Lesson planning has always been a time-consuming and complex process for teachers. I’m almost sure if you ask most teachers, novice or experienced, this will be a pain point. I remember when I first started teaching, and I would take at least twice as long as the lesson lasted. I would research the grammar to increase my awareness, find different ways to model or explain it to my students, and explore teaching practices that would support my students based on their needs. Through the years, this process became easier and more streamlined, which is why I wanted to tap into my over twenty-year experience and share some tips to help you plan smarter.
Analyze current lesson plans
- Assess your lesson planning routine
The process may seem complex and time-consuming, so the first thing you need to do is find out why. Analyze your lesson planning routine and determine which part of it is taking the longest or is the most difficult for you. Then, come back to this post and make a list of possible solutions to make the process easier and more efficient. This process of reflection should be done often so that we can evaluate both how we plan our lessons and the lessons themselves to see how well they worked for our students. Once you have identified the weaknesses in your lesson planning routine, it’s time to get to work! Here are some of my ideas.

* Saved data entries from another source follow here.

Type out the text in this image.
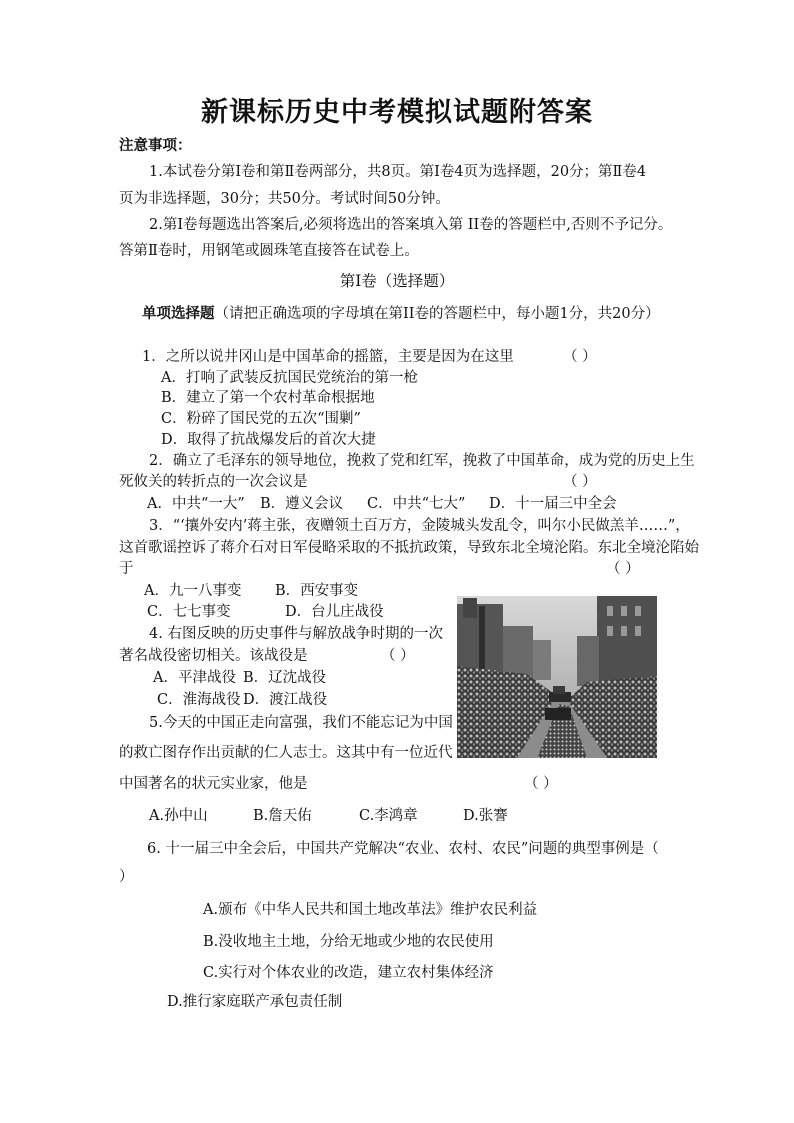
新课标历史中考模拟试题附答案
注意事项：
1.本试卷分第Ⅰ卷和第Ⅱ卷两部分，共8页。第Ⅰ卷4页为选择题，20分；第Ⅱ卷4
页为非选择题，30分；共50分。考试时间50分钟。
2.第Ⅰ卷每题选出答案后,必须将选出的答案填入第 II卷的答题栏中,否则不予记分。
答第Ⅱ卷时，用钢笔或圆珠笔直接答在试卷上。
第Ⅰ卷（选择题）
单项选择题（请把正确选项的字母填在第II卷的答题栏中，每小题1分，共20分）
1．之所以说井冈山是中国革命的摇篮，主要是因为在这里	（ ）
A．打响了武装反抗国民党统治的第一枪
B．建立了第一个农村革命根据地
C．粉碎了国民党的五次“围剿”
D．取得了抗战爆发后的首次大捷
2．确立了毛泽东的领导地位，挽救了党和红军，挽救了中国革命，成为党的历史上生
死攸关的转折点的一次会议是	（ ）
A．中共“一大” B．遵义会议 C．中共“七大” D．十一届三中全会
3．“‘攘外安内’蒋主张，夜赠领土百万方，金陵城头发乱令，叫尔小民做羔羊……”，
这首歌谣控诉了蒋介石对日军侵略采取的不抵抗政策，导致东北全境沦陷。东北全境沦陷始
于	（ ）
A．九一八事变 B．西安事变
C．七七事变	D．台儿庄战役
4. 右图反映的历史事件与解放战争时期的一次
著名战役密切相关。该战役是	（ ）
A．平津战役 B．辽沈战役
C．淮海战役 D．渡江战役
5.今天的中国正走向富强，我们不能忘记为中国
的救亡图存作出贡献的仁人志士。这其中有一位近代
中国著名的状元实业家，他是	（ ）
A.孙中山	B.詹天佑	C.李鸿章	D.张謇
6. 十一届三中全会后，中国共产党解决“农业、农村、农民”问题的典型事例是（
）
A.颁布《中华人民共和国土地改革法》维护农民利益
B.没收地主土地，分给无地或少地的农民使用
C.实行对个体农业的改造，建立农村集体经济
D.推行家庭联产承包责任制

- Map out learning goals: Before planning each lesson, take the time to map out the learning goals for the entire course. This will help you see the big picture and ensure that each lesson builds towards these goals. I would start your course map with four columns: lesson, goal, and expected outcome. Then plan detailed lessons when the time comes.
- Use reverse planning: Instead of starting from scratch, try reverse planning. Start with the end goal in mind, which you can take from your course map, and work backwards to determine what students need to know in order to achieve it. This makes it easier to plan and makes sure that every lesson is important and relevant. At this point, you’ll need to add a column to the course map with the heading “Student Needs,” where you’ll enter two to three things your students absolutely need to be successful during this lesson. Think of it like a rough outline or brainstorm of your lesson’s needs.
- Simplification of lesson plan formats
Based on the findings of some researchers, a one-page lesson plan could indeed solve many of the issues teachers have when planning lessons. This short and to-the-point version of a lesson plan could have the most important information and keep the expected results realistic. We would go as far as to propose that you continue your lesson plan on the same Course Map. You can add one more column with lesson details, such as Introduction, Action, and Assessment.
- Use technology to your advantage: There are a variety of tech tools available to help streamline the lesson planning process. For example, you can use an app or website that allows you to create and save lesson plans, access resources, and track progress. You can also download our free Course Map and Lesson Plan Format to get you started and keep track on Google Drive.
- Collaborate with colleagues: Sharing lesson planning ideas and resources with colleagues can be a great way to save time and stay motivated. Consider setting up a lesson planning group with other teachers and sharing ideas, materials, and resources. Some researchers even created Wikis to help in this group planning endeavor. This not only saves you time but also keeps the lessons tailored to your teaching context.
7. Prioritize the essential content: When planning a full course, it can be tempting to try to include everything from the text book or curriculum. However, this often leads to lesson overload and can be overwhelming for both you and your students. Instead, prioritize the essential content and focus on delivering that information effectively.
Go with the flow
8. Embrace flexibility: Lesson planning is a fluid process, and it’s important to be flexible and adapt to the needs of your students. Don’t be afraid to change your lesson plans when you need to, and use any teaching opportunities that come up in class. Take notes of those unexpected moments in your Course Map and Lesson Plan Format or keep them in a teaching journal.
All in all, planning effective lessons doesn’t have to be overwhelming; you can find the best routine that works for you by trial and error. So, if the routine you currently have is not wokring for you, roll up those sleeves and get started. This is how I’ve managed to simplify my lesson planning over the years, while always focusing on the essentials. Here’s a brief summary, of how you could do it, too.
Preplanning > Planning > Implementing > Reflecting/Evaluating
Step 1: Analyze current Lesson planning routine.
Step 2: Preplan with a course map.
Step 3: Plan your lessons by expanding the information on your course map.
Step 4: Implement your lesson.
Step 5: Reflect on the effectiveness on your lesson plan and your students’ learning outcomes.